On the third E – ecology – the pandemic has dramatically raised awareness. It has reminded us of our dependence on the natural world, while dramatic falls in air pollution as a result of the global economic slowdown have brought home the effect of human behavior on nature. All that amid a series of extreme climate events – most recently, the devastating freeze in Texas – that emphasized the effects of climate change.

As governments around the world plan how to respond, business has begun to send powerful post-pandemic signals that it is preparing for major change.

The U.S. automobile giant, General Motors, has announced it will phase out production of gas and diesel vehicles by 2035. In Europe, Volvo and Volkswagen have set even more ambitious timelines. 
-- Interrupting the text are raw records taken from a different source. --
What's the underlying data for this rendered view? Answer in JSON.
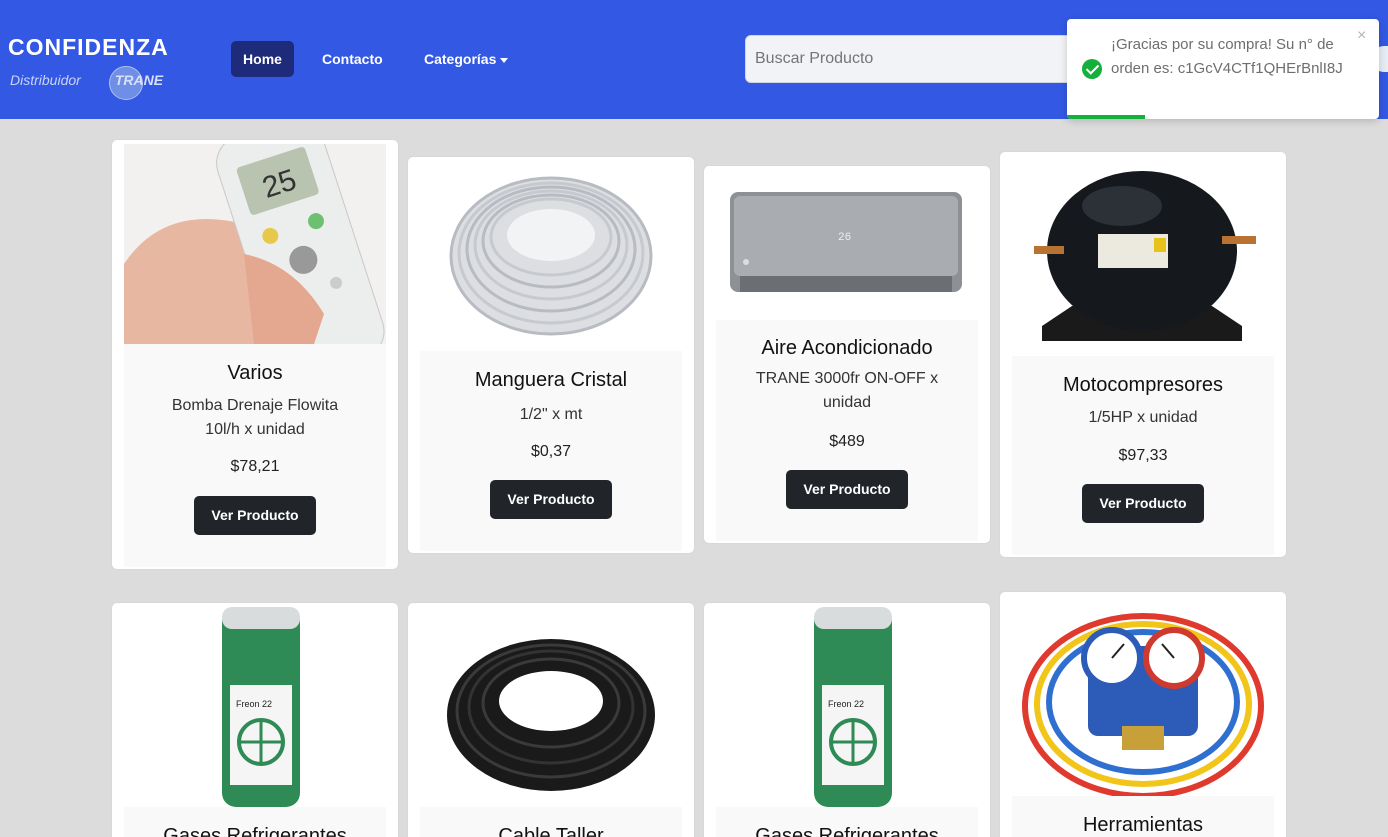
{
  "navbar": {
    "brand_name": "CONFIDENZA",
    "brand_sub": "Distribuidor",
    "brand_partner": "TRANE",
    "links": [
      {
        "label": "Home"
      },
      {
        "label": "Contacto"
      },
      {
        "label": "Categorías"
      }
    ],
    "search_placeholder": "Buscar Producto",
    "accent": "#3358e3"
  },
  "toast": {
    "message": "¡Gracias por su compra! Su n° de orden es: c1GcV4CTf1QHErBnlI8J",
    "close": "×",
    "progress": 0.25,
    "color": "#13b03b"
  },
  "products": [
    {
      "title": "Varios",
      "desc": "Bomba Drenaje Flowita 10l/h x unidad",
      "price": "$78,21",
      "button": "Ver Producto"
    },
    {
      "title": "Manguera Cristal",
      "desc": "1/2\" x mt",
      "price": "$0,37",
      "button": "Ver Producto"
    },
    {
      "title": "Aire Acondicionado",
      "desc": "TRANE 3000fr ON-OFF x unidad",
      "price": "$489",
      "button": "Ver Producto"
    },
    {
      "title": "Motocompresores",
      "desc": "1/5HP x unidad",
      "price": "$97,33",
      "button": "Ver Producto"
    },
    {
      "title": "Gases Refrigerantes"
    },
    {
      "title": "Cable Taller"
    },
    {
      "title": "Gases Refrigerantes"
    },
    {
      "title": "Herramientas"
    }
  ]
}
Even as U.S. President Joe Biden struggles to raise America’s minimum wage to $15 an hour, Costco, the world’s second-largest retail chain, last week said it would pay its employees a minimum of $16. And some schools and educators have responded to pandemic disruptions by advocating major changes to how they teach, prepare, and care for students.

The question remains whether governments will answer with a step-change in their policies. Will they, for example, follow the advice of many education specialists and rethink schooling and apprenticeship programs to equip young people with the skills required for 21st -century high-tech jobs?

Two major recovery plans – in the U.S. and Britain – have made headlines in recent days. They are both geared largely to ensuring short-term support for pandemic-affected workers and businesses.

Yet one early sign of whether there will be deeper policy changes could come on climate change.

President Biden has pledged a national infrastructure upgrade emphasizing green energy projects. The 27-nation European Union and Britain have also put green initiatives at the heart of their recovery programs.

But if Western nations clean up their economies simply by outsourcing carbon-intensive jobs to countries like China, that does not do the planet any good.

The solution, or so Britain hopes as it prepares to chair a major climate summit later this year to strengthen the Paris climate agreement, would be to secure international agreement on an enforceable path to lower emissions worldwide.

In today’s geopolitical environment, that could prove a tall order.

Yet if it could be achieved, it would pass the test set by another familiar refrain from this pandemic year, “Building Back Better.”